Les disparités au sein du réseau des Élues locales varient d’une région à l’autre. Julia Mouzon souligne que l’ouest de la France se distingue par un meilleur niveau de parité, tandis que des efforts importants restent à déployer dans la partie Est, notamment dans le Nord-Est. En revanche, il n’existe aucune disparité en fonction de l’appartenance politique, car dans la majorité des petites municipalités, les représentants élus ne sont pas affiliés à un parti politique.

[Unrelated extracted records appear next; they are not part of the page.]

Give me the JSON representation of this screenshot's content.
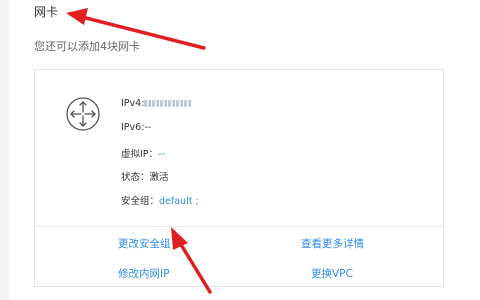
{
  "section": {
    "title": "网卡",
    "subtitle": "您还可以添加4块网卡"
  },
  "nic": {
    "ipv4_label": "IPv4:",
    "ipv6_label": "IPv6:",
    "ipv6_value": "--",
    "vip_label": "虚拟IP：",
    "vip_value": "--",
    "status_label": "状态：",
    "status_value": "激活",
    "sg_label": "安全组：",
    "sg_value": "default ;"
  },
  "actions": {
    "change_sg": "更改安全组",
    "view_details": "查看更多详情",
    "modify_ip": "修改内网IP",
    "change_vpc": "更换VPC"
  },
  "colors": {
    "link": "#2d8cf0",
    "arrow": "#e02020"
  },
  "icons": {
    "nic": "router-arrows-icon"
  }
}
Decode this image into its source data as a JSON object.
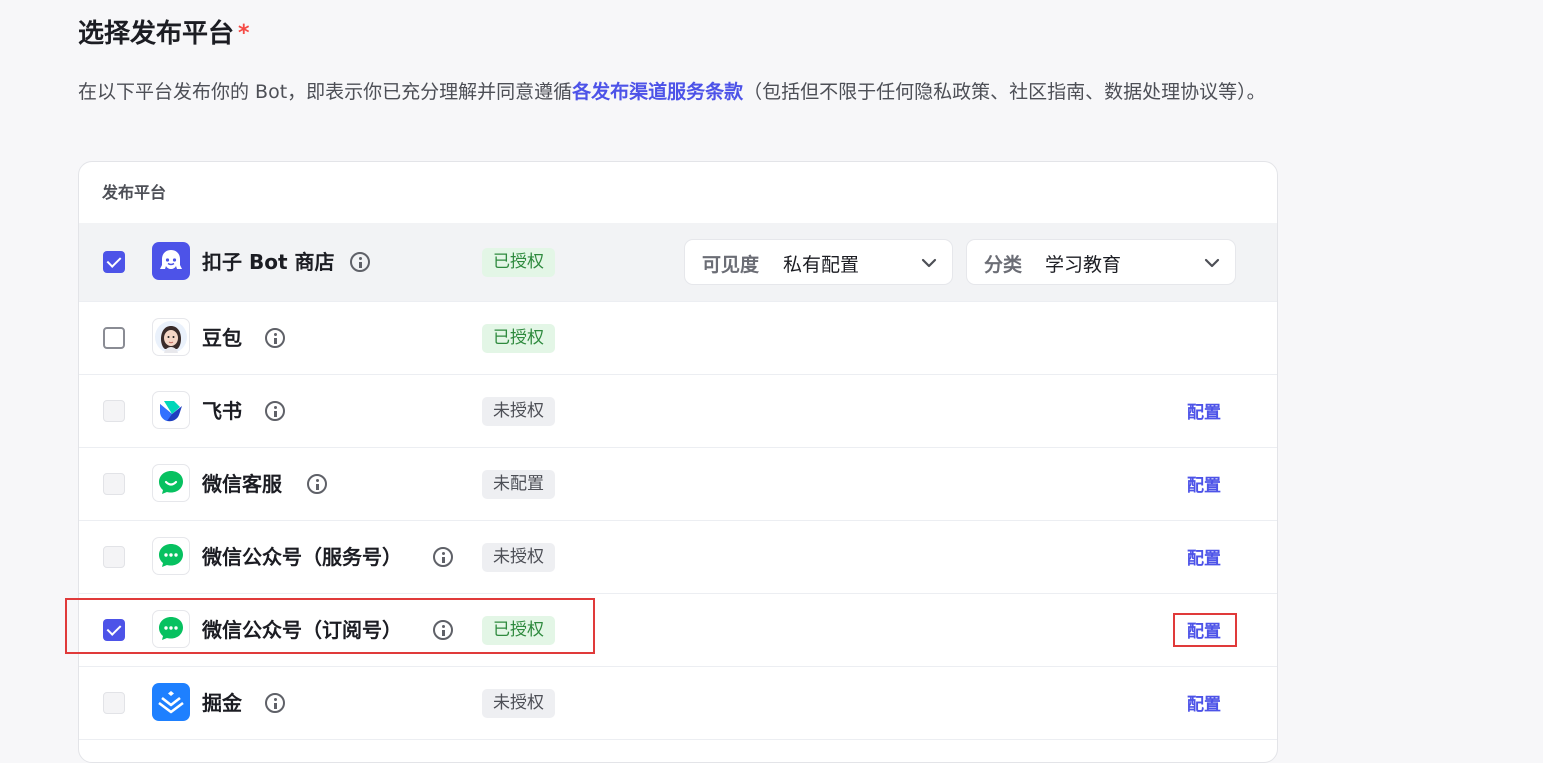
{
  "section": {
    "title": "选择发布平台",
    "required_mark": "*",
    "desc_prefix": "在以下平台发布你的 Bot，即表示你已充分理解并同意遵循",
    "desc_link": "各发布渠道服务条款",
    "desc_suffix": "（包括但不限于任何隐私政策、社区指南、数据处理协议等）。"
  },
  "table": {
    "header": "发布平台",
    "config_label": "配置",
    "rows": [
      {
        "name": "扣子 Bot 商店",
        "status": "已授权",
        "status_type": "ok",
        "checked": "checked",
        "icon": "coze-store-icon"
      },
      {
        "name": "豆包",
        "status": "已授权",
        "status_type": "ok",
        "checked": "unchecked",
        "icon": "doubao-avatar-icon"
      },
      {
        "name": "飞书",
        "status": "未授权",
        "status_type": "no",
        "checked": "disabled",
        "icon": "feishu-icon"
      },
      {
        "name": "微信客服",
        "status": "未配置",
        "status_type": "no",
        "checked": "disabled",
        "icon": "wechat-service-icon"
      },
      {
        "name": "微信公众号（服务号）",
        "status": "未授权",
        "status_type": "no",
        "checked": "disabled",
        "icon": "wechat-icon"
      },
      {
        "name": "微信公众号（订阅号）",
        "status": "已授权",
        "status_type": "ok",
        "checked": "checked",
        "icon": "wechat-icon"
      },
      {
        "name": "掘金",
        "status": "未授权",
        "status_type": "no",
        "checked": "disabled",
        "icon": "juejin-icon"
      }
    ],
    "visibility": {
      "label": "可见度",
      "value": "私有配置"
    },
    "category": {
      "label": "分类",
      "value": "学习教育"
    }
  },
  "colors": {
    "accent": "#4d53e8",
    "authorized_bg": "#e3f6e6",
    "authorized_text": "#2e8a3e",
    "highlight_border": "#e03a3a"
  }
}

Au début de l’année, la récente loi sur la parité a suscité de vives contestations, certains soulignant les défis liés à l’identification de candidates qualifiées. Selon Julia Mouzon, il est essentiel de faire évoluer “une question de culture locale”. Elle souligne que même si l’application de ces lois peut être difficile à court terme, celles-ci jouent un rôle crucial dans la revitalisation de notre vie politique. Elles permettent l’implication de nouveaux acteurs politiques et obligent les candidats à réfléchir à la manière d’encourager la participation citoyenne.

Ce qui est remarquable, c’est que les femmes maires rencontrent moins de difficultés à recruter des femmes, car ces dernières s’identifient davantage à elles. Julia Mouzon affirme que les femmes se motivent en se disant : « Madame la maire est une femme, elle gère sa vie privée, professionnelle, personnelle, je peux faire la même chose. » Elle souligne également l’importance d’encourager les têtes de liste, qu’ils soient hommes ou femmes, à aborder ces sujets et à adapter la sphère politique aux évolutions sociétales actuelles, notamment en termes d’organisation du temps. En effet, hommes et femmes aspirent désormais à concilier vie professionnelle et vie familiale, ce qui représente un changement significatif par rapport à la réalité politique d’il y a quatre décennies. Ainsi, il est recommandé aux élus en quête de femmes et souhaitant les engager dans la sphère politique de s’atteler à surmonter les obstacles un à un et de les persuader, car ces dernières ont indubitablement leur légitimité dans le domaine politique.

Selon Julia Mouzon, un objectif crucial actuel consiste à promouvoir une culture de l’égalité, où la parité dans la sphère politique est considérée comme une norme, incitant ainsi les hommes évoluant dans des milieux exclusivement masculins à prendre conscience des déséquilibres en présence.